Which is a pretty good segway into this weeks post from Pop Atomic studios where we hear that "Politicians and Scientists alike often state that there is no “Silver Bullet,” when discussing the issue of energy. Americans seems to be patiently waiting for some kind of technological breakthrough in the energy sector that can create energy from nothing, which is an impossibility in itself. We already have technologies that offer abundant, carbon-free energy…so what exactly are we waiting for? What if we overlooked the “Silver Bullet” decades ago?"
Canadian Energy Issues tell us that "The Next Generation Nuclear Plant (NGNP) has narrowed its focus recently, and is now looking at realistic and practical ways to use nuclear heat and hydrogen. That is exactly the right way to get other industries interested in nuclear energy."
Nuke Power Talk
Over at Nuke Power Talk, Gail Marcus covers a talk given by Ed Kee, VP of NERA Consulting, on the very timely topic of global nuclear power developments, and in particular, his observations about why China seems to be leading the way.
Cool Hand Nuke
Here at Cool Hand Nuke you'll hear about "A long-standing Spanish government policy of phasing out the nation's 7.5 GWe of nuclear powered electricity (18% of total electricity) is being reversed" which results in "a complete turnaround from a prior government policy of phasing out the nation's nuclear plants."
And finally Rod Adams gives us his Atomic Insights in his post where he covers his reasons for Pro-Nuclear Advocacy.
"Joe Shuster, author of "Beyond Fossil Fools", was once asked WHO he worked for (implying that he was a paid mouthpiece for some evil concern). His reply was simple, true and spot-on! He replied, "For my grandchildren."

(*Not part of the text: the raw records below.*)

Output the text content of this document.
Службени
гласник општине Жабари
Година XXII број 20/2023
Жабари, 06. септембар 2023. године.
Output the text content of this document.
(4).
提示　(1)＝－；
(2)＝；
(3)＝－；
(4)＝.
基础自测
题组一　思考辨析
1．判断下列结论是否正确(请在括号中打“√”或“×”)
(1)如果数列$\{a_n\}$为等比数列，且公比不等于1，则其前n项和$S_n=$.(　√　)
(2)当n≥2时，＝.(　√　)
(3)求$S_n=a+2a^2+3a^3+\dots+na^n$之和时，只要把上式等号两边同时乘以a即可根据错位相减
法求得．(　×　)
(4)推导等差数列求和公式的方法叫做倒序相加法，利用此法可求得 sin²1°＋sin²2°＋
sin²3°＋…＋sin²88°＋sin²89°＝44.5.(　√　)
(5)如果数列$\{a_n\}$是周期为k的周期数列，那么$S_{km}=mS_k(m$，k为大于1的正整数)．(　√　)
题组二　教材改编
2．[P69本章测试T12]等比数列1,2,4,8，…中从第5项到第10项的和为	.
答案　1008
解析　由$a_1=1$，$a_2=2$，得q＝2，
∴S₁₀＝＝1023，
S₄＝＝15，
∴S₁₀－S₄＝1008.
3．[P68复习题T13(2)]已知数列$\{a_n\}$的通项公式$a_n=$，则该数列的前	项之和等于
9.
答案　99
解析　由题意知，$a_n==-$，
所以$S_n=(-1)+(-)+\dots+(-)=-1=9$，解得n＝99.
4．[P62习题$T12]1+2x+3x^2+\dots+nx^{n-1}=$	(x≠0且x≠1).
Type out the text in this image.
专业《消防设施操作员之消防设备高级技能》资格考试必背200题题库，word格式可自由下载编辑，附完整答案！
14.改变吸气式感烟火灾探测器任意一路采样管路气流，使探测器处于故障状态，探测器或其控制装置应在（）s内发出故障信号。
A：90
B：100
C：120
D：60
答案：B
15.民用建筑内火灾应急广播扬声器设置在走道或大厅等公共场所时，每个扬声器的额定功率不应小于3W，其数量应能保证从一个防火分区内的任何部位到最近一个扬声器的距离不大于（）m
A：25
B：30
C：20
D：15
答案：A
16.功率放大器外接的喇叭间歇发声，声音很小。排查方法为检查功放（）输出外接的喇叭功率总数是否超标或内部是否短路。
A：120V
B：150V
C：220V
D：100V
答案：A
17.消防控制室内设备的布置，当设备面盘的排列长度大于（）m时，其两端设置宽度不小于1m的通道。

Joe is not the only pronuclear advocate who has the same motivation - many of us are grandparents who are working hard to leave behind a better world for our grandchildren than the one in which we currently live. We recognize the role that abundant, affordable, reasonably clean energy has played in our own prosperity.
There is no time like the present to prepare for the future. Do it for your grandchildren!"